1, formatted output prettify ()

prettify() method will Beautiful Soup document tree formatted in Unicode encoding output, each XML/HTML tags are exclusive of a line

markup = '<a href="/" rel="external nofollow"  rel="external nofollow"  rel="external nofollow"  rel="external nofollow" >I linked to <i></i></a>'
soup = BeautifulSoup(markup)
()
# '<html>\n <head>\n </head>\n <body>\n  <a href="/" rel="external nofollow"  rel="external nofollow"  rel="external nofollow"  rel="external nofollow" >\n...'
print(())
# <html>
#  <head>
#  </head>
#  <body>
#   <a href="/" rel="external nofollow"  rel="external nofollow"  rel="external nofollow"  rel="external nofollow" >
#    I linked to
#    <i>
#     
#    </i>
#   </a>
#  </body>
# </html>

2、get_text()

If you only want to get the text contained in the tag, then you can call the get_text() method, which gets all the text contained in the tag, including the content of the descendant tags, and returns the result as a Unicode string.

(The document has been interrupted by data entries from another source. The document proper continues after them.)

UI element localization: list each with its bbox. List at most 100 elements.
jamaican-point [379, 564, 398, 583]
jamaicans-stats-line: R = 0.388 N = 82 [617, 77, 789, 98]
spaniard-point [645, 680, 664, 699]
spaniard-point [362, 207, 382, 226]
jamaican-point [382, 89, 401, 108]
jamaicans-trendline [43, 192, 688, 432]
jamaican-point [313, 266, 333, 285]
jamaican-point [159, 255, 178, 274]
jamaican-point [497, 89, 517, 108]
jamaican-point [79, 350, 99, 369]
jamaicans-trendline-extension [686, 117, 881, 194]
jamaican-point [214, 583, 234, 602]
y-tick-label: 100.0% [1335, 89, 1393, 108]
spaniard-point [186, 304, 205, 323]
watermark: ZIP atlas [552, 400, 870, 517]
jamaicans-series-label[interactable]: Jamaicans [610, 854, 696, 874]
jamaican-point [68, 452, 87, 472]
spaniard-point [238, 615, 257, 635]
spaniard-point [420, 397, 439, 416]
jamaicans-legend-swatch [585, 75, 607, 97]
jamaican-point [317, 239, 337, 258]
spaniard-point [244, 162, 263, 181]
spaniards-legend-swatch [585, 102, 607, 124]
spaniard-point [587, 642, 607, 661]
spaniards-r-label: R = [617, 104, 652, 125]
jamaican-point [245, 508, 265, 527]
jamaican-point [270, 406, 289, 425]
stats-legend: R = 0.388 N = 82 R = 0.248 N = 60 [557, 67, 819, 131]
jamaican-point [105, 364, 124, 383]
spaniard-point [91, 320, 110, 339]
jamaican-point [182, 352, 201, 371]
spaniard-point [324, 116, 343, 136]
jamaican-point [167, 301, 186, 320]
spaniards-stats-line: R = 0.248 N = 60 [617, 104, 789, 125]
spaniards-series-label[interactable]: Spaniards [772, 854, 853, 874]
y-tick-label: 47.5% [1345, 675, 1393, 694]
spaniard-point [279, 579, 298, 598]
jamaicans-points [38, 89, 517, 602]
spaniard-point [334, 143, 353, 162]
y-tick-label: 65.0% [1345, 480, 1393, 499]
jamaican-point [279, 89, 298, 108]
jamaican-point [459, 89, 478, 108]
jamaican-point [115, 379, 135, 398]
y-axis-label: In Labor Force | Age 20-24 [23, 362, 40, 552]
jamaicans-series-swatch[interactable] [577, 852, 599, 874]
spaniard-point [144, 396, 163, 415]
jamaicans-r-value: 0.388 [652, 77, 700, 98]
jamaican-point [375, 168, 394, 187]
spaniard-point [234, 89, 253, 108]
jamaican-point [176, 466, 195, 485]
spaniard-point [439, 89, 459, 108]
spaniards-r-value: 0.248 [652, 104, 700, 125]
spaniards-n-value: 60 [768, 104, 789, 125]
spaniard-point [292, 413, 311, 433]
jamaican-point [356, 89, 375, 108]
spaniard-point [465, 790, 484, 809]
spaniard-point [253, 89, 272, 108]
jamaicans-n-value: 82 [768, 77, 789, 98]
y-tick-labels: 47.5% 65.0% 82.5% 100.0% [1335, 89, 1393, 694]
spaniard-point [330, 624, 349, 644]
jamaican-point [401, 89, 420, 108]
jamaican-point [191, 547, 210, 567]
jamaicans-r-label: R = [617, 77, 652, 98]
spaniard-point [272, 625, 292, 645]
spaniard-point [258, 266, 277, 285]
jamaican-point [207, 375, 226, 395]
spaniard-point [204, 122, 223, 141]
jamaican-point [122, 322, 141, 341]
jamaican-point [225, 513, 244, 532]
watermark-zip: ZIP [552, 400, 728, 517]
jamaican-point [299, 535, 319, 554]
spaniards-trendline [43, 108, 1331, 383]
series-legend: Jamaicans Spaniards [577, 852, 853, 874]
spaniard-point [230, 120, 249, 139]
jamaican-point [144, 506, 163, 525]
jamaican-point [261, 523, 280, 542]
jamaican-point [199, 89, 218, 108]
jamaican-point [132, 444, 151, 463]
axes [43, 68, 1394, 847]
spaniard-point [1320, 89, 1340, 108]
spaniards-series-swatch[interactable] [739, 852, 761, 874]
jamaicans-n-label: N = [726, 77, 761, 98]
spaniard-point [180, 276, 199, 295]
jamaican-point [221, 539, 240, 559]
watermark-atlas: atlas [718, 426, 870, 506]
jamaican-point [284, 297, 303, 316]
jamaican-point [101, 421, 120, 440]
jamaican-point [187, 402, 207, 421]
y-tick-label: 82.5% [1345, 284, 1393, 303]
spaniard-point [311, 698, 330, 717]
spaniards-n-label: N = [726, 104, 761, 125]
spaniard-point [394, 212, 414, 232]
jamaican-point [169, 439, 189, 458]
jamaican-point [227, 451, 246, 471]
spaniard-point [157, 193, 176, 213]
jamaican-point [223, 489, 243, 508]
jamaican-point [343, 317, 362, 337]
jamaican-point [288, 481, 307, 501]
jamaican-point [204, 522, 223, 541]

markup = '<a href="/" rel="external nofollow"  rel="external nofollow"  rel="external nofollow"  rel="external nofollow" >\nI linked to <i></i>\n</a>'
soup = BeautifulSoup(markup)
soup.get_text()
u'\nI linked to \n'
.get_text()
u''

to this article on the use of Python Beautiful Soup module tutorials explain the article is introduced to this, more related to Python Beautiful Soup content please search for my previous posts or continue to browse the following related articles I hope you will support me in the future more!